Result: assuming ~2–3 seconds per page, you can comfortably finish the 3,000 URLs within the hour, and DOM shifts (new badges, rearranged price block) are more likely to be absorbed by AgentQL’s page-structure analysis rather than causing mass failures.
Using a traditional webscraping.ai stack:
- Same nominal throughput is possible if your plan supports it.
- But you’re constantly:
- Updating CSS selectors
- Re‑deploying scraping code when the site tweaks layout
- Re-running failed batches
Under load, that operational friction is what quietly kills throughput, not just raw QPS.
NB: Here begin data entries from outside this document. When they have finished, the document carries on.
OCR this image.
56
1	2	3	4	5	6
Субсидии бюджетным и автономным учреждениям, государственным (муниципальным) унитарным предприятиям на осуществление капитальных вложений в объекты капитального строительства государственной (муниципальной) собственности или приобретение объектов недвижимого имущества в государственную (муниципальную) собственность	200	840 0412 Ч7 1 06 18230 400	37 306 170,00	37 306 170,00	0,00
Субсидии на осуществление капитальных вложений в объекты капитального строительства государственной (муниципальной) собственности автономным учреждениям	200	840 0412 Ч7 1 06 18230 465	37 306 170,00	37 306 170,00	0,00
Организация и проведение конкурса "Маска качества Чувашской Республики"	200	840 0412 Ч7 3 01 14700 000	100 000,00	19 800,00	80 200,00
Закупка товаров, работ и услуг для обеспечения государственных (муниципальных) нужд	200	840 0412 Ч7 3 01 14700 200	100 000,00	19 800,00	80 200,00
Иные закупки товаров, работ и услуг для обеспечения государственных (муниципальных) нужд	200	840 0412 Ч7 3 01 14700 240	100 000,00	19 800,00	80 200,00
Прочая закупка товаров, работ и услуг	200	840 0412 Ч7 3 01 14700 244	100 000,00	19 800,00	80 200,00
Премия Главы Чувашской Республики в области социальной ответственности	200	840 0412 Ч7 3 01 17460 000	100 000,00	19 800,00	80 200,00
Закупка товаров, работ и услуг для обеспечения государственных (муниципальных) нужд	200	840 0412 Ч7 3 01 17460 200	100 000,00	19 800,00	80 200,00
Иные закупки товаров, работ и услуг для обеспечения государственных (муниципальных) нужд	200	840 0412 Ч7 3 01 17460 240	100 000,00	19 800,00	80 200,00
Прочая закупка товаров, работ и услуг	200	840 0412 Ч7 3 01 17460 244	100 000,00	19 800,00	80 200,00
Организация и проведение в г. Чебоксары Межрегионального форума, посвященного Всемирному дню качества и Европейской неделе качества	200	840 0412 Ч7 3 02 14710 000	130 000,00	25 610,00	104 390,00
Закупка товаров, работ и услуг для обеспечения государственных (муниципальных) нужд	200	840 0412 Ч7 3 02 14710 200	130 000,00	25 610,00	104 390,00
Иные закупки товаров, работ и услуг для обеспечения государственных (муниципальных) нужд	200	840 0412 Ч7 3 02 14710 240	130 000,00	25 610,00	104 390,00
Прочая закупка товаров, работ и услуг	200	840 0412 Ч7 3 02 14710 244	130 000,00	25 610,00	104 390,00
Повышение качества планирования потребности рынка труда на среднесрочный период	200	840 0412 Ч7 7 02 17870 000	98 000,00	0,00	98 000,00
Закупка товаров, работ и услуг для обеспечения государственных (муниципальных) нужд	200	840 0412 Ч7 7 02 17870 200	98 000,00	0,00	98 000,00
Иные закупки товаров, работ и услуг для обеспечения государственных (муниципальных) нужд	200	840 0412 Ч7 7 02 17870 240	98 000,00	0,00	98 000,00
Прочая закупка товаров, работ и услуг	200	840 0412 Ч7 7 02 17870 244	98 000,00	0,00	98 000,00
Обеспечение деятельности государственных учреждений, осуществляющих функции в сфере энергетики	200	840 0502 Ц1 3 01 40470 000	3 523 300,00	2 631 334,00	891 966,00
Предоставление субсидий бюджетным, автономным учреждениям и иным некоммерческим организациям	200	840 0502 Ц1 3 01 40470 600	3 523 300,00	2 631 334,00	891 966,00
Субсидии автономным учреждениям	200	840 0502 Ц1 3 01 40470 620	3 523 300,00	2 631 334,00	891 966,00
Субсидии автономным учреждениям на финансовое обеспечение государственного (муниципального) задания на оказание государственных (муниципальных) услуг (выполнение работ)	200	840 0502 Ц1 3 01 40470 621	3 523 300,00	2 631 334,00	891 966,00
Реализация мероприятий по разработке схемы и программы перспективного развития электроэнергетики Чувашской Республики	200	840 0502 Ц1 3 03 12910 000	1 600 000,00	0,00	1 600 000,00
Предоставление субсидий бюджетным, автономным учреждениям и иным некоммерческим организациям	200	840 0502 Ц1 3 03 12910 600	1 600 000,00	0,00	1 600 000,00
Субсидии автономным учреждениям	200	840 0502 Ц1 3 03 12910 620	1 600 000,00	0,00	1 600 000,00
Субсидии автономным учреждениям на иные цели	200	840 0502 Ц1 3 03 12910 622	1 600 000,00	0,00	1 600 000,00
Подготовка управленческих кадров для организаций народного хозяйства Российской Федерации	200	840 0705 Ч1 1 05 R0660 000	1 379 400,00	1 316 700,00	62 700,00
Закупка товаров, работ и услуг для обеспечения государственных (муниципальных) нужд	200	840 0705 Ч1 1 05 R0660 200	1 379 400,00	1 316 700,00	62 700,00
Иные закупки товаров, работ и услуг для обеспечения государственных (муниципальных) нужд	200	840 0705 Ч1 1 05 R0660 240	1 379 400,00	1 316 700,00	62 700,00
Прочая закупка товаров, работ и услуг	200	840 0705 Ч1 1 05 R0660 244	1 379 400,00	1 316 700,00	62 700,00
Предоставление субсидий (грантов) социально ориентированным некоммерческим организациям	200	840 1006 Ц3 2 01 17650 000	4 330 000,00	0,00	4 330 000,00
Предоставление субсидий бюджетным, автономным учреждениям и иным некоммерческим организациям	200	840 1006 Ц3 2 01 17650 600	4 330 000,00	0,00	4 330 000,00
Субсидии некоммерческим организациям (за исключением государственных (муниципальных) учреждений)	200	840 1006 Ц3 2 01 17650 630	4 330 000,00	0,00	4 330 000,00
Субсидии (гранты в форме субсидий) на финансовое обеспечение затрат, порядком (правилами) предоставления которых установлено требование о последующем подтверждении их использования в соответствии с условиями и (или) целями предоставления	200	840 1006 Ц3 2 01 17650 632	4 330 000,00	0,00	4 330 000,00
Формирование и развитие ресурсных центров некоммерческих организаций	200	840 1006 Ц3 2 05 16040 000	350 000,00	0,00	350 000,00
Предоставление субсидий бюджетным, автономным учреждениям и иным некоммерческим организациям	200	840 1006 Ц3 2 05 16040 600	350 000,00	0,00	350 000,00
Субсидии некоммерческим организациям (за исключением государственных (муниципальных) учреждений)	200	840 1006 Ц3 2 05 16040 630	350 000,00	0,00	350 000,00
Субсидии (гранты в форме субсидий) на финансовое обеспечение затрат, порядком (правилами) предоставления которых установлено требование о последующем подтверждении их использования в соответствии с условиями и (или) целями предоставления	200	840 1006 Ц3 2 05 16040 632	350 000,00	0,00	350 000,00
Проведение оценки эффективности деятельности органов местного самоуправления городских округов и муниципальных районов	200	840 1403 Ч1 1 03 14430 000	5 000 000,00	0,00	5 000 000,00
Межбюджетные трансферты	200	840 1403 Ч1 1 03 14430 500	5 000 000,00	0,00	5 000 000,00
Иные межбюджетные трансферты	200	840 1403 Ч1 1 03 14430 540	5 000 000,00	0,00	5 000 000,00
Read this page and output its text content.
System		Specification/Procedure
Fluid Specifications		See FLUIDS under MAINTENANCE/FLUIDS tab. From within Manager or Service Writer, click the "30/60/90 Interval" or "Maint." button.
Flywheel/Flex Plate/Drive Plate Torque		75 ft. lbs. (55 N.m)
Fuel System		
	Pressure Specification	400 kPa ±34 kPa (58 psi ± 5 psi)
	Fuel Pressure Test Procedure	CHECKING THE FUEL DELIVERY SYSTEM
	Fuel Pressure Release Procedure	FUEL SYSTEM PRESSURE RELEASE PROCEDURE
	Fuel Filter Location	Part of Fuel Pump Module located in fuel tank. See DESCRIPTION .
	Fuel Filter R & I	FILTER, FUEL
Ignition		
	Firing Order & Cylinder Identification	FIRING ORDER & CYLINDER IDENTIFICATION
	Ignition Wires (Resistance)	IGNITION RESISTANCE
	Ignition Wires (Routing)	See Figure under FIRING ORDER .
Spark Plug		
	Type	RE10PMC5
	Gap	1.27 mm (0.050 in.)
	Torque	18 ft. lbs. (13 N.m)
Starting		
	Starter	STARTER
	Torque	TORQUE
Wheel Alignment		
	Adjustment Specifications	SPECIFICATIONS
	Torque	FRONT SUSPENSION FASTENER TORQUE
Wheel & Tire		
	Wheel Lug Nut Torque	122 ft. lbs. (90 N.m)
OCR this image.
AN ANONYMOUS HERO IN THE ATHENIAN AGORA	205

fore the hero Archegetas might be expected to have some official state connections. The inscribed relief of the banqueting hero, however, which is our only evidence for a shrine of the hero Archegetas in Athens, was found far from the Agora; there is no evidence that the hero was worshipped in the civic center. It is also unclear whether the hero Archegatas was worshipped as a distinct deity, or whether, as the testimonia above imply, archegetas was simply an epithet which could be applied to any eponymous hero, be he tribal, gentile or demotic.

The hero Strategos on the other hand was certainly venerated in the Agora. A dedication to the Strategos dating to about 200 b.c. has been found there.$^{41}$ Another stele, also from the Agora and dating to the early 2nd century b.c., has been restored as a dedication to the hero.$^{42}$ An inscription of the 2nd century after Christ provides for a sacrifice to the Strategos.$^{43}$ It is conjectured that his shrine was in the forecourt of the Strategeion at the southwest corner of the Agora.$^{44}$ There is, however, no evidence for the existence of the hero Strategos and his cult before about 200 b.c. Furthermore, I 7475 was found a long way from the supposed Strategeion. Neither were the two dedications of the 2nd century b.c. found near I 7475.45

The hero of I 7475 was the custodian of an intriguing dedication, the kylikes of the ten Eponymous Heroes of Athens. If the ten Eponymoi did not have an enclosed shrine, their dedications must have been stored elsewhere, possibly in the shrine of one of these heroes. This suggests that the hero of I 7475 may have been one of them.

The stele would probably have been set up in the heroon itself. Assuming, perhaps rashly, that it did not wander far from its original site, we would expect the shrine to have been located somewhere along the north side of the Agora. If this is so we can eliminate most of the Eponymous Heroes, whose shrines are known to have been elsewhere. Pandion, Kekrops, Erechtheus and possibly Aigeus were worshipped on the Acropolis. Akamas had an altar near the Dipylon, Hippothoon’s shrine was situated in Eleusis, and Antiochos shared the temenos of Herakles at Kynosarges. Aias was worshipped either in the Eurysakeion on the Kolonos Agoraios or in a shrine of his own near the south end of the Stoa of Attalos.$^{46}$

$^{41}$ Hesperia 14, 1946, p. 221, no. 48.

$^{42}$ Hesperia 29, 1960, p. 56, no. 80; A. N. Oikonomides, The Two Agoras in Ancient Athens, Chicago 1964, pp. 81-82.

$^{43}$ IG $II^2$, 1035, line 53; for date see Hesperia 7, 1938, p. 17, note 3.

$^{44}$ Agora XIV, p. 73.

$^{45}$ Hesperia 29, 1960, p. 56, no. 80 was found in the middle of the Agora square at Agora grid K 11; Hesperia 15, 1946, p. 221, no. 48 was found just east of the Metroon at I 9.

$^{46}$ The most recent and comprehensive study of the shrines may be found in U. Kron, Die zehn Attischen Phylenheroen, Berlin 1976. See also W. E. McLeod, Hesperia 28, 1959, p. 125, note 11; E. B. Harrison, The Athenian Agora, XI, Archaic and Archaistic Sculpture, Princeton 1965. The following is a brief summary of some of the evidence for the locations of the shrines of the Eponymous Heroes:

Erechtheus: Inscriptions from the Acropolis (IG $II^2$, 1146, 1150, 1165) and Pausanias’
Pro Tip: Treat web automation like an API contract: define the schema, make element location resilient, and let your concurrency model focus on throughput—not on recovering from brittle selectors. AgentQL’s query → JSON abstraction is designed to align with that mindset.
Summary
Concurrency and throughput under load aren’t just about how many browser sessions you can open; they’re about how much useful JSON you can reliably produce per minute. AgentQL frames capacity explicitly—API calls/minute, remote browser hours, concurrent sessions—and wraps it in a schema-first, self-healing extraction model that reduces wasted work at scale. webscraping.ai can certainly push a lot of pages through headless browsers, but you’ll typically spend more time managing selectors, retries, and DOM drift to maintain effective throughput.